Amyloidosis is induced by deposition of amyloid proteins in various organs. Both systemic and localized type amyloidosis present with a variety of skin manifestations. Based on biochemical and immunological aspects, amyloid proteins are subdivided into several subtypes from different origins. Amyloid fibrils in primary and multiple myelomaassociated systemic amyloidosis are composed of immunoglobulin protein AL (light chain), whereas in secondary systemic amyloidosis, they are composed of a non-immunoglobulin protein (amyloid AA). In primary localized cutaneous amyloidosis, amyloid materials are derived from cytokeratin; however, in nodular primary cutaneous amyloidosis, amyloid is AL type. Dialysis-related amyloidosis is composed of β2-microglobulin. So far, there are several reviews of skin features associated with amyloidosis [1-3]. Cutaneous amyloidosis is characterized by deposition of amyloid in the skin, which is seen in association with systemic amyloidosis and also restricted to the skin. In case of association with systemic amyloidosis, skin lesions are important as one of the extrahematologic manifestations, because cutaneous lesions may occasionally be the initial presentation of systemic amyloidosis.
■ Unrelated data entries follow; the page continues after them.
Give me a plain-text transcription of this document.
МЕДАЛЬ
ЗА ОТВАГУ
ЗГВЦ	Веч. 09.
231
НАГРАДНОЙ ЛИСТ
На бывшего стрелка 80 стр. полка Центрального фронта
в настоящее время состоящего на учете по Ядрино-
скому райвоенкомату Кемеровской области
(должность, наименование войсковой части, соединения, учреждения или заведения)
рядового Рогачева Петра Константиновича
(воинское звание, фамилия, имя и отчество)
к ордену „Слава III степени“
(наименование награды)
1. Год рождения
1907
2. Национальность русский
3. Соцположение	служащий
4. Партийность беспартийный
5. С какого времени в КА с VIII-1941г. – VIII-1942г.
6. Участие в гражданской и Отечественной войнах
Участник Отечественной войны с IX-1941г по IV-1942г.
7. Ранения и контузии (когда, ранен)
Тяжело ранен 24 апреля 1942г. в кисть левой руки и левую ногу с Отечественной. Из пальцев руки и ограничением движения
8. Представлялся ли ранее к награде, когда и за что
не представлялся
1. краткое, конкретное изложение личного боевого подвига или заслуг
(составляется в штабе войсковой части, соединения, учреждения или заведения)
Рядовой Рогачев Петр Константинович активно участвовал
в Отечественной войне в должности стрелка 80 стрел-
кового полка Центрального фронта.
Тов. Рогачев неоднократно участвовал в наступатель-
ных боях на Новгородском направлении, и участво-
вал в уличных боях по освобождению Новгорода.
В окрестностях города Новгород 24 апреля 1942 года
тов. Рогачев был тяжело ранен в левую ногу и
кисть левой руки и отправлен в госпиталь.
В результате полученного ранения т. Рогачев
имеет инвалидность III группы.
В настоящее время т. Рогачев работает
Representative lesions include petechiae, purpura, ecchymoses, and eyelid translucent papulonodular lesions. By contrast, amyloidosis limited to the skin is called primary localized cutaneous amyloidosis, which is clinically classified into more common macular, papular, and the rare nodular form. Also, reports of cases showing peculiar forms of cutaneous amyloidosis are seen, depending on the different races. Additionally, amyloid deposition is secondarily seen in association with skin tumors, such as basal cell carcinoma, Bowen’s disease, and other benign tumors. In this review, both primary and secondary skin lesions associated with systemic as well as cutaneous amyloidosis are discussed, making a focus on mucocutaneous manifestations.